As you may know, DJS is currently $3.92 and there is a fairly solid bid on the table for $4. Existing shareholders at 10 April will also receive a 10c fully franked dividend. The takeover arbitrageurs recommend buying the stock for a 2.0% return (excluding the dividend) plus potentially more upside should a higher bid develop. 

So is it a buy? For me personally, I am increasingly wary of quick small profit opportunities. They usually don't work out as well as expected, are very time consuming, hugely stressful, and the opportunity cost is huge. So increasingly I'm restricting myself to deep value ideas that have substantial upside that I don't have to watch the screen daily and stress about. So with all this in mind, my benchmark is that I only buy DJS if I am not concerned  to see the deal fall over and continue to hold it as an investment with the potential for lots of upside.

Will the deal succeed? Woolworths (South Africa) wants to buy DJS through a scheme-of-arrangement meaning at least 75% of all DJS shareholders will need to vote in favour. This shouldn't be a major problem. The bigger problem will be that Woolworths shareholders are also required to separately vote on the takeover and also agree to a very big capital raising. It would be silly to think this is a certainty. So while I have no view on whether the deal will complete, it is certainly not a lay-down. And the most likely Australian buyer, Myer, has declared it won't be bidding for DJS which massively reduces the odds of a bidding war.

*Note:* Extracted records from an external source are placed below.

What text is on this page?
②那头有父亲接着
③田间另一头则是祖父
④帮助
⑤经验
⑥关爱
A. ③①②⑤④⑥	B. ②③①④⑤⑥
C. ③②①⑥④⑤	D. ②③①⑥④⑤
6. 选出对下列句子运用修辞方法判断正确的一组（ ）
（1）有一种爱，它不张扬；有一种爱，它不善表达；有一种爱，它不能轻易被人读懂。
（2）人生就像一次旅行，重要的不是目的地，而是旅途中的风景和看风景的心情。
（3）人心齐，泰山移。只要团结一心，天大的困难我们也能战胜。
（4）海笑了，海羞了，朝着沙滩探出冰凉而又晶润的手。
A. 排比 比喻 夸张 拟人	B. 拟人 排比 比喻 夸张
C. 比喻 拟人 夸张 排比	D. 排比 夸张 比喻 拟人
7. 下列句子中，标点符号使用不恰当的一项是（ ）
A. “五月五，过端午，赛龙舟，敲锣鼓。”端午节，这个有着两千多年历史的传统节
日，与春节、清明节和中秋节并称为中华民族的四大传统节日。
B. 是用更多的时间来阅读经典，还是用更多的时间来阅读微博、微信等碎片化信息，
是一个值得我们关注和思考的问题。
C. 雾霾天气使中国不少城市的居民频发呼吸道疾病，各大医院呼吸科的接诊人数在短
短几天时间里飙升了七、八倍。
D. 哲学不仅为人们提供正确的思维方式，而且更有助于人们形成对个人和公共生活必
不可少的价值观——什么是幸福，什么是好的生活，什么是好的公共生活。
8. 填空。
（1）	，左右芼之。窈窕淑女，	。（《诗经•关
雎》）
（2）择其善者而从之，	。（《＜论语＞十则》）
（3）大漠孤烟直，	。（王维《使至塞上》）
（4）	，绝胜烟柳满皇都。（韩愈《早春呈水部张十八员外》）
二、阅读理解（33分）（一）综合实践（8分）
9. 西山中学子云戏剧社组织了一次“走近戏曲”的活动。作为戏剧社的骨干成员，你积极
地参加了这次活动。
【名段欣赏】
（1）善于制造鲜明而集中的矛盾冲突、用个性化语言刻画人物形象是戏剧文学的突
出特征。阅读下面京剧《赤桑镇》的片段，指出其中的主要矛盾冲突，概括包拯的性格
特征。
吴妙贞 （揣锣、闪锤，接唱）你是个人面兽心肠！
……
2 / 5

The extreme pessimism has dissipated from the stock reminding me of the Howard Marks quote "If I were asked to name just one way to figure out whether something is a bargain or not, it would be through assessing how much optimism is incorporate in its price".

DJS has a market capitalisation of $2.11bn and owns an unbelievably well located property portfolio with brokers valuing it anywhere from $500m to $1bn (the big variable being the development potential in the Sydney Market St property). Zero net debt. Let's keep things simple and take an average estimated value of the property at $750m. That leaves the rest of the business valued by the market at $1.36bn. Very crudely, adding some additional rent back in to the P&L produces a full year estimated NPAT of ~$100m. This gives a PE of 14. Going forward profits may move higher or lower depending on management and just how much impact the internet will have etc - I will smarter people than me decide that. The valuation isn't actually so high, but not exactly deep value.  There are other ways to look at valuation and I may be wrong of course, but for me I want simple cigar butt stories.

In short, I can't see large gains to be made from here and potentially lots of headaches so it's not the stock for me.